KULLANDIKLARI PROPAGANDA DİLİ ORTAK
Batılı yayın organları, haberlerinde ortak bir propaganda dili kullanıyor. Örneğin Gazze halkının işgalci İsrail tarafından topluca cezalandırıldığından hiç bahsetmiyorlar. Çünkü bu bir savaş suçu. Intercept'in analizine göre New York Times, Washington Post ve Los Angeles Times gibi gazetelerde her iki Filistinli ölümünde Filistinlilerin adı bir kez geçiyor. Her İsrail ölümünde İsraillilerden sekiz kez bahsediliyor. Bu üç gazetenin 1.100 farklı başlığında ise sadece iki başlıkta Gazzeli çocuklardan bahsedildiği saptandı. Dahası da var. Yapılan haberlerde Filistinliler ve İsrailliler için hangi ifadeleri kullanıp ya da kullanmadıklarını çıkardık:
GAZZE |
İSRAİL |
Öldü |
Öldürüldü |
Ölü bulundular |
Toplu katliam, vahşet |
Operasyon |
Acımasız terör saldırısı |
Militanlar, teröristler |
Gencecik askerler |
18 yaşın altındakiler |
Çocuklar, masumlar |
İnsanlar |
Siviller, kurbanlar |
Hamaslı yok edildi |
İsrail askeri öldürüldü |
GAZZE'DE KASITLI ŞEKİLDE YANLIŞ KULLANILAN İFADELER |
YANLIŞ |
DOĞRU |
İsrail, Gazze'de ilerliyor |
İsrail, Gazze işgalini yayıyor |
Netanyahu'dan Filistinlilere mesaj |
Netanyahu'dan Filistinlilere tehdit |
Gazeteci öldü |
İsrail gazeteciyi öldürdü |
İsrail, Gazze'ye tanklarını gönderdi |
İsrail tanklarla katliam yapıyor |
Çok sayıda sağlık çalışanı öldü |
İsrail savaş suçu işliyor |
HABER ÇERÇEVELERİ TARAFLI
Propaganda ve yalan haber uzmanı Profesör Mark Owen Jones, "Filistinliler resimden çıkarılıyor, tek mağdur İsrail gibi gösteriliyor" diyor. ABD ve Avrupa basınındaki haberlerin çerçevelenmesinde öldürülen Filistinliler birer istatistik olarak kalıyor. Ama öldürülen ya da rehin tutulan bir İsraillinin hayat hikayesi tüm dramatik detaylarıyla sayfalara taşınıyor. Haberlerde ayrıca sürekli İsrailli yetkililerin ifadelerine yer veriliyor ve mutlak doğru kabul ediliyor. Column sitesinin katliamının birinci ayına dair araştırmasına göre CNN, MSNBC ve Fox News gibi haber kanalları İsrail ordu sözcüsü Peter Lernerwas ile 44 kere röportaj yaptı. Ayrıca Birlemiş Milletler, Oxfam, Kızılhaç, İnsan Hakları İzleme Örgütü, UNICEF ve dahası... Uluslararası kabul gören kurumların İsrail'e yönelik ortaya çıkardığı savaş suçu detaylarına da haberlerinde hiç yer vermiyorlar.

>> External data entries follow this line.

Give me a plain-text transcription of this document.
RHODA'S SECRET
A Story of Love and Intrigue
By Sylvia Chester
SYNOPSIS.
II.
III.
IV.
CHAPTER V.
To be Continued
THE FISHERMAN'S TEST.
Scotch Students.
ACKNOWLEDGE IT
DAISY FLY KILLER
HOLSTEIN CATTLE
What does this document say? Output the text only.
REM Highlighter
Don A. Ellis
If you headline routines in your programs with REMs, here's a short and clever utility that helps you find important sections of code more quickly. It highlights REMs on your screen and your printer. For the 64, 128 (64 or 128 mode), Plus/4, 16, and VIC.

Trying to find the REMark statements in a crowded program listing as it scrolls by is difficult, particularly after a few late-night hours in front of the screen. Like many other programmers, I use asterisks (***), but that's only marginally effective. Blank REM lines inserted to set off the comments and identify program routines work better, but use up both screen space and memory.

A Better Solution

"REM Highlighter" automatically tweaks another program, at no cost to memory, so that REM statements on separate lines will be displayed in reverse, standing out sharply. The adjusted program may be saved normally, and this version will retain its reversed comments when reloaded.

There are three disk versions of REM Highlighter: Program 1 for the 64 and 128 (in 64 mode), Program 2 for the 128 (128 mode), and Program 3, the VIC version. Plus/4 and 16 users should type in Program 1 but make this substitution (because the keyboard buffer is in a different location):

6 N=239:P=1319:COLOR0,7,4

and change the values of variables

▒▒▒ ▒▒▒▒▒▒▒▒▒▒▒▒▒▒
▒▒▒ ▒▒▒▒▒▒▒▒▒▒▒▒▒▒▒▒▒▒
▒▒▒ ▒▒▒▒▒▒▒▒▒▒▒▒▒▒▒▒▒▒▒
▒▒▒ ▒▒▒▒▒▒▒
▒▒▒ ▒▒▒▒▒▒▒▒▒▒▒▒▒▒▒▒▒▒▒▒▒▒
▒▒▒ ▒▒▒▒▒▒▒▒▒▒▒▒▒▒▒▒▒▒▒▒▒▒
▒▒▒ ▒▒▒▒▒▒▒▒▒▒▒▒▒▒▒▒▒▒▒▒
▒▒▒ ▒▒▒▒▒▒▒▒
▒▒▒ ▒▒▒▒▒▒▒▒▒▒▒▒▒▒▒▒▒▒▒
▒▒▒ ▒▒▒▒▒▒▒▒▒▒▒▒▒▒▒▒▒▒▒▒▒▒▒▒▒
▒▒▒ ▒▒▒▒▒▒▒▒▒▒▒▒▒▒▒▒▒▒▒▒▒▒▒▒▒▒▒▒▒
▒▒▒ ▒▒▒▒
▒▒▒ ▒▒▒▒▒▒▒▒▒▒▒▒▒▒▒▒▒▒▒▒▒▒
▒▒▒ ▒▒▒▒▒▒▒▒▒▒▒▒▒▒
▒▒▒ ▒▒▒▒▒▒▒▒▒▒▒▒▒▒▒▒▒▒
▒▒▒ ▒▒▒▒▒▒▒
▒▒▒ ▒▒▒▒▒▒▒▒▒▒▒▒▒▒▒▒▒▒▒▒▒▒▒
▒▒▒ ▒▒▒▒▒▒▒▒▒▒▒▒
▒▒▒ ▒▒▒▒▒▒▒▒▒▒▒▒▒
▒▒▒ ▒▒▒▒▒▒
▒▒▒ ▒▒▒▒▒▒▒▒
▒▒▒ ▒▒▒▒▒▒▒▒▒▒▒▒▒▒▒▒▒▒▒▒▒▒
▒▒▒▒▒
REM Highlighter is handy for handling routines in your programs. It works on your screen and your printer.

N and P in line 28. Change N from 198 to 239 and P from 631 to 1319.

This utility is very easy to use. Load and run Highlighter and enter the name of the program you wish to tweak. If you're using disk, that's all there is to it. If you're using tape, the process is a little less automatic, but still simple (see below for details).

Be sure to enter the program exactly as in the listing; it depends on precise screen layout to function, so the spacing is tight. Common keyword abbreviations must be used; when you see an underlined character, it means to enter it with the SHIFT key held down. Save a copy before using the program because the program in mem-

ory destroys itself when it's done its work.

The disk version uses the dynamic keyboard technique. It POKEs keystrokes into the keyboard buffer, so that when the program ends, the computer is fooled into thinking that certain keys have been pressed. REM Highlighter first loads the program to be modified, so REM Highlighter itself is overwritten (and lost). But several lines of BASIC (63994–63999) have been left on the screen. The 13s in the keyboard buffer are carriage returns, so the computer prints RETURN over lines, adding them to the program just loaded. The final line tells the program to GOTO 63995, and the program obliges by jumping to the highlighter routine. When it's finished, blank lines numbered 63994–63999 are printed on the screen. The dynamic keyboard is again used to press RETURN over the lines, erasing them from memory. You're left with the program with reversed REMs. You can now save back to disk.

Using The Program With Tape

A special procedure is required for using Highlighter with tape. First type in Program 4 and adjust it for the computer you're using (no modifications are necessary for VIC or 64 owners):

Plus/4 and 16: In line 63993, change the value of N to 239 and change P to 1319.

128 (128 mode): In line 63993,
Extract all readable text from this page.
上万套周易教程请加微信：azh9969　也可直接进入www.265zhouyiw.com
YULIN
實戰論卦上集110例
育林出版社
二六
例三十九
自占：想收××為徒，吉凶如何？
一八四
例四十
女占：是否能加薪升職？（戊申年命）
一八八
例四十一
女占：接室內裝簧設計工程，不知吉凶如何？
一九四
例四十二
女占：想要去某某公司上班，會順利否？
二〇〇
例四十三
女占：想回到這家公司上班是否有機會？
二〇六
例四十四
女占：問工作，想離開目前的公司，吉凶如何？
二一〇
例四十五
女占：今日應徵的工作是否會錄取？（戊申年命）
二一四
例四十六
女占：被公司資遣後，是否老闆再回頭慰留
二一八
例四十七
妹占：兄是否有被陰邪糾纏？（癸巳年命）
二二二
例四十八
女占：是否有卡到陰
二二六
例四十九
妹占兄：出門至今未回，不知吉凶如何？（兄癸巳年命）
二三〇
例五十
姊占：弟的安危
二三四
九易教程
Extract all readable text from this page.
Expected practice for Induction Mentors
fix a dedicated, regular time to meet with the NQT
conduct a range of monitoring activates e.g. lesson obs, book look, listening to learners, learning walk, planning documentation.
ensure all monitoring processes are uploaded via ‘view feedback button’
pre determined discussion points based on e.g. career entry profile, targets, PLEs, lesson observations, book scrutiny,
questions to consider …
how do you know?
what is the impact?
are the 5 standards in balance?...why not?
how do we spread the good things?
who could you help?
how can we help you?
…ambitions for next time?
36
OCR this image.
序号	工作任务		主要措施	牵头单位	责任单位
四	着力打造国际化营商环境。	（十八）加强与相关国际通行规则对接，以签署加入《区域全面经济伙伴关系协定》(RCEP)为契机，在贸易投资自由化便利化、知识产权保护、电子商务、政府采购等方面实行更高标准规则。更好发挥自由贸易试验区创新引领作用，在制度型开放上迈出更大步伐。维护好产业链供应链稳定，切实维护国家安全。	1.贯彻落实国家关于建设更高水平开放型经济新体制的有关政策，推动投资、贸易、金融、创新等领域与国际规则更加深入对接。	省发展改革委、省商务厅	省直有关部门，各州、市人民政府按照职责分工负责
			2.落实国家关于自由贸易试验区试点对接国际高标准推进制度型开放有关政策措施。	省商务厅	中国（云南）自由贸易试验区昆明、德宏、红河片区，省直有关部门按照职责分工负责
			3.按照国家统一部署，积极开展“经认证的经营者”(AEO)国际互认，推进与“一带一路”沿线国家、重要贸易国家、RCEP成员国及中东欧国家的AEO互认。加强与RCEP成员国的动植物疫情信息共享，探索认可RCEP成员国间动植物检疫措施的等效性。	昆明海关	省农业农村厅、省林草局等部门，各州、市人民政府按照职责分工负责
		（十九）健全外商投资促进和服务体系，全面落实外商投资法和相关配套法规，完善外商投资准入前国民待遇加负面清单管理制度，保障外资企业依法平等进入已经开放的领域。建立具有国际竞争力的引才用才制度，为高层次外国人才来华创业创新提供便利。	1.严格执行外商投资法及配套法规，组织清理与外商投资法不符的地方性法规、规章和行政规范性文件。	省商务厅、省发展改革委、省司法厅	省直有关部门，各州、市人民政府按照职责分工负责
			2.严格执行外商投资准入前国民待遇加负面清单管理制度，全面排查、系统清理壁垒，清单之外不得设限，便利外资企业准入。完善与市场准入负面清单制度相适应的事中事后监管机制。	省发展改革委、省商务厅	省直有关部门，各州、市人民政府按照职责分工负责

İFTİRA POLİTİKASI EN TEPEDEN BELİRLENİYOR
Amerikan CNN ve İngiliz BBC'de çalışanlar, İsrail yanlısı bir yayın politikasının benimsendiğini Al Jazeera'ya gönderdikleri mektupla geçtiğimiz günlerde itiraf ettiler. Ekranlara yanlış aktarılan bilgilerin defalarca kez düzeltilmesine rağmen yalan haberlerin kasıtlı ve sistematik şekilde devam ettirildiğini ortaya döktüler. New York Times çalışanları da benzer bir itirafta bulunmuştu. Üstelik bu duyarlı gazetecilerin anlattıklarına göre Filistin karşıtı yayıncılığı şirketlerin en tepe isimleri bizzat belirliyor. İsmini vermeyen bir CNN çalışanı, Guardian gazetesine yaptığı itirafta İsrail yanlısı tutumun direkt olarak CNN'in tepe ismi Mark Thompson'dan geldiğini aktardı. Deadline sitesine konuşan BBC çalışanları da aynı şekilde en üst noktadaki isim olan Tim Davie'yi suçladı. Gazze'de 500 sivilin öldürüldüğü hastane katliamı için New York Times bir başlığını üç kez değiştirmişti. İlk başta "İsrail'in saldırısı" denildi. Sonrasında ne olduysa aynı başlık "Gazze'de hastaneye saldırı" oldu. Bu da yetmedi ve nihayetinde "Gazze'deki hastanede patlama" başlığı olarak değiştirildi.